R.J. Hottovy called it the “waterfall effect” in a webinar last week on food at retail, hosted by The Food Institute, a trade group, and sponsored by his employer, Placer.ai, a firm that analyzes consumer behavior via foot-traffic patterns.

A slide he offered showed how discount and dollar stores gained visit share over the past few years as consumers turned there for food bargains as inflation took hold post-pandemic. Visits to traditional supermarkets stayed relatively stable as discount trips rose, coming somewhat at the expense of mass-merchant superstores and warehouse clubs, according to the slide.

Higher-income shoppers who might have gone to a specialty grocer in 2021 and 2022 shifted to a Trader Joe’s or a Walmart or Target, said Hottovy, head of analytical research at Placer.ai. Meantime, lower-income shoppers moved from mass merchants to dollar stores and discounters, he said.

“Dollar stores have certainly, I think, taken [visit] share overall from superstores, and then superstores have taken share from specialty retail, the high-end grocers,” he said.

The pattern seemed to be repeating as 2024 dawned, with weekly visits to the discounters far outpacing supermarkets and superstores, another slide showed.
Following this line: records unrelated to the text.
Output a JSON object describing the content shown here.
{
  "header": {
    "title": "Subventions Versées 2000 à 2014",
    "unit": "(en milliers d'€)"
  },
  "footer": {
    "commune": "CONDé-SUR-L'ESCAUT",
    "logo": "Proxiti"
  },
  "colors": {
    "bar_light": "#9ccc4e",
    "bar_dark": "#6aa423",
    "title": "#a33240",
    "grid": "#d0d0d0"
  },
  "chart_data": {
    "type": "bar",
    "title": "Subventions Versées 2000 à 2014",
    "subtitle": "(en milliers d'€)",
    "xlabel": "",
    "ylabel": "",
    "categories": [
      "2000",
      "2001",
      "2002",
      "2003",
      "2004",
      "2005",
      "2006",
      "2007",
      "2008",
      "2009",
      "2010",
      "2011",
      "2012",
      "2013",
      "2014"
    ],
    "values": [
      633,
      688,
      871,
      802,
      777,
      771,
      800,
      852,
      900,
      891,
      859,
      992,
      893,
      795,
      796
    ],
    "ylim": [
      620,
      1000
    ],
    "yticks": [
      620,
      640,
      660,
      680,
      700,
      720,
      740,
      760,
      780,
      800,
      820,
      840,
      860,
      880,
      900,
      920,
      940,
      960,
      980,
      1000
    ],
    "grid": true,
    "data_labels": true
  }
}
By early March, though, visits to supermarkets and superstores were returning, although trips to the discounters remained high.

“We do see that focus on value here,” Hottovy said, suggesting that other budget pain points for consumers — in energy, housing and health care — keep them hunting for food bargains.

The latest government data says the Consumer Price Index for food at home — grocery purchases — rose 1% in February versus a year earlier, while the 12-month increase was higher for electricity (3.6%) and shelter (5.7%). Medical care was up 1% in February over a year earlier.

And that upper-middle to upper-income shopper turning to Walmart to fight inflation?

In reporting fourth-quarter and full-year results in February, Walmart noted that “one of the biggest contributors” to that quarter’s results was from households earning $100,000-plus annually. “Our value proposition is resonating with customers” regardless of the size of their paycheck, the company’s chief financial officer said on the earnings call.

Noted Hottovy, “even at that [income] level, people are deal-seeking.”

He said he saw “no signs … of reversal” in the waterfall effect yet, even with grocery increases moderating.

“People have gotten comfortable in the channels they’re shopping right now,” he said.